Telepolis  30.10.2005Von Teheran nach Berlin
Peter Nowak

In Berlin gab es nach der Drohung des iranischen Präsidenten, Israel "von der Weltkarte löschen" zu wollen, gegen die Al-Quds-Demonstration auch eine Protestkundgebung
Die offen antisemitische Rede (1) des iranischen Präsidenten Mahmud Ahmadinedschad hatte Auswirkungen bis nach Berlin. Am Sonnabend stand der Al-Quds-Tag im Blickpunkt einer aufgeschreckten Öffentlichkeit. Schließlich ist der Tag unmittelbar ein iranischer Revolutionsexport. 1979 wurde er erstmals vom iranischen Revolutionsführer Ayatollah Chomeni ausgerufen. An diesen Tag sollen Moslems in aller Welt für die "Befreiung Jerusalems und der heiligen islamischen Stätten von den Israels und den Juden" demonstrieren. In Berlin wurde diese antiisraelische Tradition im Jahre 1995 aufgegriffen, aber zunächst in der Öffentlichkeit kaum registriert.

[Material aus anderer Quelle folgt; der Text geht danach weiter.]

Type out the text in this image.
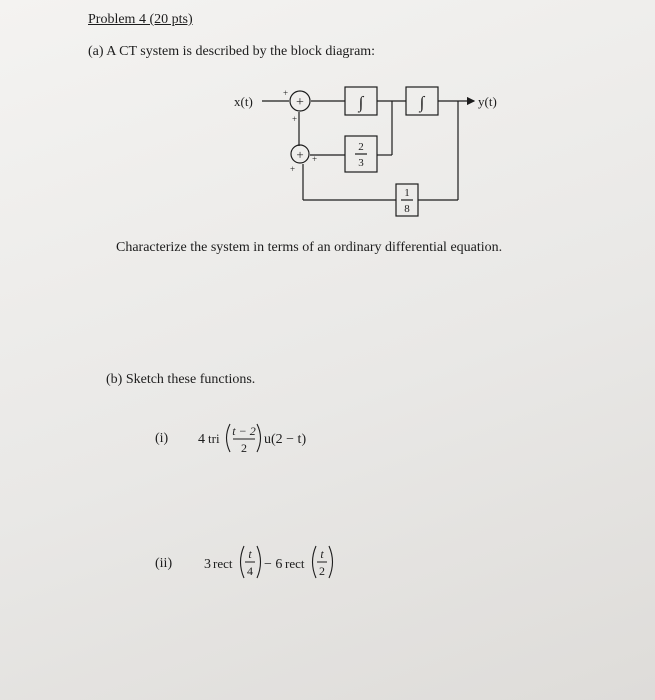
Problem 4 (20 pts)
(a) A CT system is described by the block diagram:
x(t)	y(t)
+
+
+
+
+
+
∫	∫
2
3
1
8
4 tri t − 2
2
u(2 − t)
3 rect
t
4 − 6 rect
t
2
Characterize the system in terms of an ordinary differential equation.
(b) Sketch these functions.
(i)
(ii)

Vor zwei Jahren organisierten antifaschistische Gruppen erstmals Proteste, die im letzten Jahr von einem breiteren Bündnis zivilgesellschaftlicher Gruppen getragen wurden ( Proteste gegen Islamisten (2)). In diesem Jahr sprachen erstmals Politiker der Grünen und der Linkspartei auf der Protestkundgebung (3). Allerdings war die Teilnehmerzahl mit knapp 250 Menschen trotz des großen Aufsehens nach der Rede des iranischen Präsidenten nur unwesentlich höher als im letzten Jahr. Auch einige Exiliraner beteiligten (4) sich an den Protesten.

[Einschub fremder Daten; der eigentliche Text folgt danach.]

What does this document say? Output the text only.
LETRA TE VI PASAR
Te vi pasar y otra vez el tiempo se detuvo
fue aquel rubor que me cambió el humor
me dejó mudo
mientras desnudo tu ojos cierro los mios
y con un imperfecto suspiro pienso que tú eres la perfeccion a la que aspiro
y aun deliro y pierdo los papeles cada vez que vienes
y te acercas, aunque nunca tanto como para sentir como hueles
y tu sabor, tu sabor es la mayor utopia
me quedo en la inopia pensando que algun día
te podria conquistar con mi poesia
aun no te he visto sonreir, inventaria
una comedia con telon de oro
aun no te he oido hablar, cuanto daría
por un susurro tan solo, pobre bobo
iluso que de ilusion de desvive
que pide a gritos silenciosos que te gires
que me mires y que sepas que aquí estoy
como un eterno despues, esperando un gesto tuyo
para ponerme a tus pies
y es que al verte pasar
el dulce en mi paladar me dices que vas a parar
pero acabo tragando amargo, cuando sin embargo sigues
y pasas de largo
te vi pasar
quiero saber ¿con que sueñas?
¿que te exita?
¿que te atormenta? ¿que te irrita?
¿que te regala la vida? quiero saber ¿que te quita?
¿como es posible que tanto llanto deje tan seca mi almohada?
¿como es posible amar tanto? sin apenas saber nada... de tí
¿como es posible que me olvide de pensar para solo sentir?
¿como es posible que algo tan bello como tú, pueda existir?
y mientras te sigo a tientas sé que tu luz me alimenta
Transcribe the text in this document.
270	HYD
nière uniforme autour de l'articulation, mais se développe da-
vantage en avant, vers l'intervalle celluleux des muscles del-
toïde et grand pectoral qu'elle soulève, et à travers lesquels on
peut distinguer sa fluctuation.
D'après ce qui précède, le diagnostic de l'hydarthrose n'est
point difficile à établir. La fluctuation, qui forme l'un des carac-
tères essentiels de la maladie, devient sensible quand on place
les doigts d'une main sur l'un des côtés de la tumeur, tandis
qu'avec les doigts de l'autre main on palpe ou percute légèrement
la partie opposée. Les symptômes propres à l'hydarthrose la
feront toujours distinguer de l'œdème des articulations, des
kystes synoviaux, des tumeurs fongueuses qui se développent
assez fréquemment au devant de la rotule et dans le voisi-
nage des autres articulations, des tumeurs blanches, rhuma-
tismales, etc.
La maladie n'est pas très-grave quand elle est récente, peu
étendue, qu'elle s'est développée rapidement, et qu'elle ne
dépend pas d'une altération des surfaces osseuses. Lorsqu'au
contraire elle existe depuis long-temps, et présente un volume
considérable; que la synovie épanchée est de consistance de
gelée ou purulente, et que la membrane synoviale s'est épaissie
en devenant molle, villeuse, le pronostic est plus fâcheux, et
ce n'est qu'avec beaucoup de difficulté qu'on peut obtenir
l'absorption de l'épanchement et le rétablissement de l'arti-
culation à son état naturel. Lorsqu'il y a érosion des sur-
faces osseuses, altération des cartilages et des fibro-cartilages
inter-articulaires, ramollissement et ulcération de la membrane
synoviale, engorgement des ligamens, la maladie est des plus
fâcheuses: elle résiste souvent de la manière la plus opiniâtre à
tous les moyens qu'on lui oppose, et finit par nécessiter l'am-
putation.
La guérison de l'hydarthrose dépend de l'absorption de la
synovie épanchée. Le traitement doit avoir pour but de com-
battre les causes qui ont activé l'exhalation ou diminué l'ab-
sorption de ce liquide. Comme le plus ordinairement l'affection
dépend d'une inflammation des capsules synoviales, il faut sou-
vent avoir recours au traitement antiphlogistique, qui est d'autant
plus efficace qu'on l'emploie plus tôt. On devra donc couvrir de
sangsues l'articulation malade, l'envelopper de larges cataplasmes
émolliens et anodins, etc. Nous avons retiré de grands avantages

Auch die Al-Quds-Demonstration war mit knapp 350 Teilnehmern eher mager besucht (5). Im Vorfeld war mit einer wesentlich höheren Teilnehmerzahl gerechnet (6) worden. Die befürchtete Mobilisierung nach der iranischen Präsidentenrede ist nicht eingetreten. Dabei haben die Behörden in letzter Minute durch besondere Auflagen (7) jeden Bezug zur Hetzrede von Ahmadinedschad zu verhindern versucht.

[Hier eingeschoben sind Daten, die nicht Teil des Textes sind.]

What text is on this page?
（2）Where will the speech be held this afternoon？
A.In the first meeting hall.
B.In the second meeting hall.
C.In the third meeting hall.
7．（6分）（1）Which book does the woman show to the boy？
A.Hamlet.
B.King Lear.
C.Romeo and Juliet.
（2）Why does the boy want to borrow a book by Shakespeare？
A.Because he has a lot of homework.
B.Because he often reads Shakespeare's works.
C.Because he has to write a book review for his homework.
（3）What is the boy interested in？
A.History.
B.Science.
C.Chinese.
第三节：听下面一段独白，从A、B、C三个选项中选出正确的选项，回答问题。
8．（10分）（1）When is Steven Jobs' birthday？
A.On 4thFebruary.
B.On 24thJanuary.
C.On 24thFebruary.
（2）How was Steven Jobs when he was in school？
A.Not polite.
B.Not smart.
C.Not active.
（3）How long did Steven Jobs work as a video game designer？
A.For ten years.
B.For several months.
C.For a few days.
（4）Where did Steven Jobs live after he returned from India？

Doch wie im letzten Jahr versuchten auch gestern die Veranstalter des Al-Quds-Tages ihre Israelkritik in politisch-korrekter Form vorzutragen. So distanzierte man sich pflichtschuldig von jedem Antisemitismus und betonte, dass man nur gegen die Unterdrückung der Palästinenser auf die Straße gehe. Dazu haben sicherlich auch Auseinandersetzungen innerhalb der muslimischen Kreise in Deutschland beigetragen. "Ich finde, diese Demonstration ist für das Zusammenleben nicht förderlich", sagte der Vorsitzende des Islamrates (8) in Deutschland Ali Kizilkaya. Auch auf Seiten der Al-Quds-Tag-Gegner wusste man durchaus zwischen dem Islamismus und dem Islam zu differenzieren. "Wir demonstrieren explizit gegen Islamismus, gegen den politischen Islam. Und wir verwenden diesen Begriff, um klar zu machen, dass es eben nicht um den Islam als Religion geht, sondern um die politische Ideologie des Islamismus. Insofern ist das eine antiislamistische Kundgebung, aber keine antiislamische", erklärte ein Aktivist in einem Interview (9).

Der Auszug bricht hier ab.